Many people like to bend over to reach their toes, thinking that this can effectively stretch the back of achilles tendon. In fact, this kind of exercise will focus the whole body on the back, causing great pressure on the back and overloading the intervertebral disc. You can sit in a sitting position and lean on your toes, which is relatively safe.
② The lunge leg press step is too small.
This will put a lot of pressure on the bent knees and tendons, and even get arthritis after a long time. The correct way to lunge leg press is to stride forward, and the distance from the front heel to the back knee should be about 60 cm.
③ Do too many sit-ups.
Many people do sit-ups to reduce abdominal fat. In fact, the effect of this exercise is not obvious. Doing too much can easily damage the back muscles. Therefore, don't overdo sit-ups and bend your knees.
4 push-ups with arms too far away.
Doing so will not only have a bad exercise effect, but also cause shoulder pressure injury. The correct action of push-ups is to keep the wrist directly below the shoulder.
⑤ The thighs are stretched outward.
Knees bend inward and soles face outward, which makes it easier to hurt yourself. The correct and safer way is to bend your knees outward, so that the soles of your feet apply force to the inner thighs of your opponent, so that your legs are in the shape of a number "4".
Office white-collar workers don't have time to lose weight, and they are easy to be eager for success in sports, especially prone to the above-mentioned wrong weight loss actions. Here I recommend a correct set of white-collar slimming exercises to lose weight together!
Exercise abdominal muscles
This action can be made static or dynamic. Of course, it is relatively difficult to be dynamic, and it can also train the strength of abdominal muscles and the coordination of the whole upper limb!
Rest your arms on the chair cushion, grab the back of the chair with both hands and fix your feet. Then push the chair forward until you can grasp the limit and let your body and the ground hang straight. Then pull the chair back with the strength of the abdomen and repeat this action back and forth! (in the same way as the roller)
Exercise abdominal muscles and thighs
Lift your feet so that they don't touch the ground, and your abdominal muscles work at the same time. You can also try to keep your thighs away from the chair surface, hang your feet higher within your acceptable range, then rest and repeat.
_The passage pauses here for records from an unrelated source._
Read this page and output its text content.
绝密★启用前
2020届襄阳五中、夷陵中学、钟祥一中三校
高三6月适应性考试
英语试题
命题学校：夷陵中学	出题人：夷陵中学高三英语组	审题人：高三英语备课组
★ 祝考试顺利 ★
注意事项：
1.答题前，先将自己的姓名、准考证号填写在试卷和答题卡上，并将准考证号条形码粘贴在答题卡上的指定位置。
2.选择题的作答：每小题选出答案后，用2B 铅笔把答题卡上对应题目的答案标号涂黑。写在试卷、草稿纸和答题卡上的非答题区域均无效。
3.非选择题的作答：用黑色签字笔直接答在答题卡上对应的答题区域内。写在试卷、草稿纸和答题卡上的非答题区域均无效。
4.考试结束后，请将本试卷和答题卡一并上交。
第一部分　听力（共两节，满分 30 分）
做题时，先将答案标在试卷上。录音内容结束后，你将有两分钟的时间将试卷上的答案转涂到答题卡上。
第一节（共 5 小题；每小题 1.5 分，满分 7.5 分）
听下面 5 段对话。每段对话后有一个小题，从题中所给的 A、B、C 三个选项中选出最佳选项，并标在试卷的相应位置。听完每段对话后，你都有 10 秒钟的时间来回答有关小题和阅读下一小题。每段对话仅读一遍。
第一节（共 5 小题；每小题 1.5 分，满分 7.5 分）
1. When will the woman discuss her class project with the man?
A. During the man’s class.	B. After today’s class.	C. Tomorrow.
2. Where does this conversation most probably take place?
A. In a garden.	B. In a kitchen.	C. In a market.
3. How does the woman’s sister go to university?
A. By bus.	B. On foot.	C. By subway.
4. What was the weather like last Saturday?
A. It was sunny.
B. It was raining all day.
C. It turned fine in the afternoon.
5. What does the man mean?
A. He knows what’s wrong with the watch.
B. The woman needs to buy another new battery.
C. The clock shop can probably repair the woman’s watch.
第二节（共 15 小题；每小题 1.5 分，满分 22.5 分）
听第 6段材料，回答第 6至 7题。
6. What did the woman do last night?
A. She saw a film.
The advantage of this action is that you can do it anywhere you can sit down. At first, you may find it easy, but after a while, you will understand that it will be a very effective exercise. The key is to keep the abdominal muscles working!
Take a walk (after sitting for a long time)
Sit on the edge of the chair, straighten your feet, and then grab the back of your right foot with your right hand. In this process, we must pay attention to the fact that the back can't arch, and the lower abdomen just faces the thigh. If this action is correct, it should make the back of your left leg feel a little tight. Hold this stretch for ten seconds, then change the other leg and repeat!
Stretch groin
This action is mainly to stretch the inner thigh and groin area, release the pressure of the lower body, and enhance the flexibility and strength of this area. There are many ways to stretch your groin muscles (by stretching, you can indirectly reach the deep and shallow lymph nodes in this block), and sitting in an office chair is a simple method!
Sit on the edge of the chair, open your thighs to the maximum, point your toes to both sides, contract your lower abdomen, put your elbows on your knees, gently press your upper body to push your thighs to the limit, keep this posture for a while, then relax and repeat this action!